Un sito di grande interesse per la Magna Grecia

Secondo le prime valutazioni scientifiche della Soprintendenza Archeologia, Belle Arti e Paesaggio per la città metropolitana di Reggio Calabria e la provincia di Vibo Valentia, il relitto e il suo carico potrebbero rappresentare una testimonianza di grande rilievo per lo studio delle antiche rotte commerciali del Mediterraneo. Le anfore rinvenute potrebbero fornire informazioni fondamentali sugli scambi marittimi tra le colonie della Magna Grecia e la Sicilia, con particolare riferimento alla produzione, trasporto e distribuzione del vino in epoca classica.

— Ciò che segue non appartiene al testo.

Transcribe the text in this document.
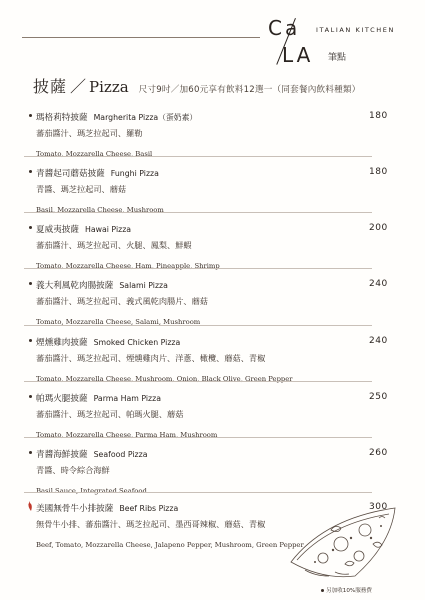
Ca
LA
ITALIAN KITCHEN
筆點
披薩 ／ Pizza 尺寸9吋／加60元享有飲料12選一（同套餐內飲料種類）
瑪格莉特披薩 Margherita Pizza（蛋奶素）	180
蕃茄醬汁、瑪芝拉起司、羅勒
Tomato, Mozzarella Cheese, Basil
青醬起司蘑菇披薩 Funghi Pizza	180
青醬、瑪芝拉起司、蘑菇
Basil, Mozzarella Cheese, Mushroom
夏威夷披薩 Hawai Pizza	200
蕃茄醬汁、瑪芝拉起司、火腿、鳳梨、鮮蝦
Tomato, Mozzarella Cheese, Ham, Pineapple, Shrimp
義大利風乾肉腸披薩 Salami Pizza	240
蕃茄醬汁、瑪芝拉起司、義式風乾肉腸片、蘑菇
Tomato, Mozzarella Cheese, Salami, Mushroom
煙燻雞肉披薩 Smoked Chicken Pizza	240
蕃茄醬汁、瑪芝拉起司、煙燻雞肉片、洋蔥、橄欖、蘑菇、青椒
Tomato, Mozzarella Cheese, Mushroom, Onion, Black Olive, Green Pepper
帕瑪火腿披薩 Parma Ham Pizza	250
蕃茄醬汁、瑪芝拉起司、帕瑪火腿、蘑菇
Tomato, Mozzarella Cheese, Parma Ham, Mushroom
青醬海鮮披薩 Seafood Pizza	260
青醬、時令綜合海鮮
Basil Sauce, Integrated Seafood
美國無骨牛小排披薩 Beef Ribs Pizza	300
無骨牛小排、蕃茄醬汁、瑪芝拉起司、墨西哥辣椒、蘑菇、青椒
Beef, Tomato, Mozzarella Cheese, Jalapeno Pepper, Mushroom, Green Pepper
另加收10%服務費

Il contesto del ritrovamento rafforza l’ipotesi di una intensa rete commerciale che attraversava il mar Ionio, confermando il ruolo strategico della Calabria antica come punto di passaggio e connessione tra diverse aree del Mediterraneo. Gli studiosi evidenziano come il sito possa contribuire in modo significativo alla ricostruzione delle dinamiche economiche e culturali del mondo antico.

Tutela del sito e revisione del progetto energetico

A seguito dell’individuazione del relitto, la Soprintendenza ha avviato un progetto specifico dedicato allo studio, al recupero, alla conservazione e alla valorizzazione del sito archeologico e del suo carico. L’intervento è interamente finanziato dal Ministero della Cultura, che sostiene le attività di ricerca e tutela del patrimonio sommerso.

Acciona Energia ha sottolineato che la scoperta è avvenuta nell’ambito delle attività preliminari del progetto eolico offshore, svolte in coordinamento con le autorità competenti. La società ha precisato che l’utilizzo di dati scientifici e analisi ambientali ha permesso di ottimizzare la progettazione dell’impianto, evitando sia l’area del relitto sia altre zone considerate particolarmente sensibili dal punto di vista archeologico e ambientale.

L’operazione rappresenta quindi un caso di integrazione tra sviluppo energetico e tutela del patrimonio culturale, in cui la ricerca scientifica ha consentito non solo di individuare un importante sito storico, ma anche di orientare in modo più sostenibile la pianificazione industriale nel rispetto del territorio e della sua storia sommersa.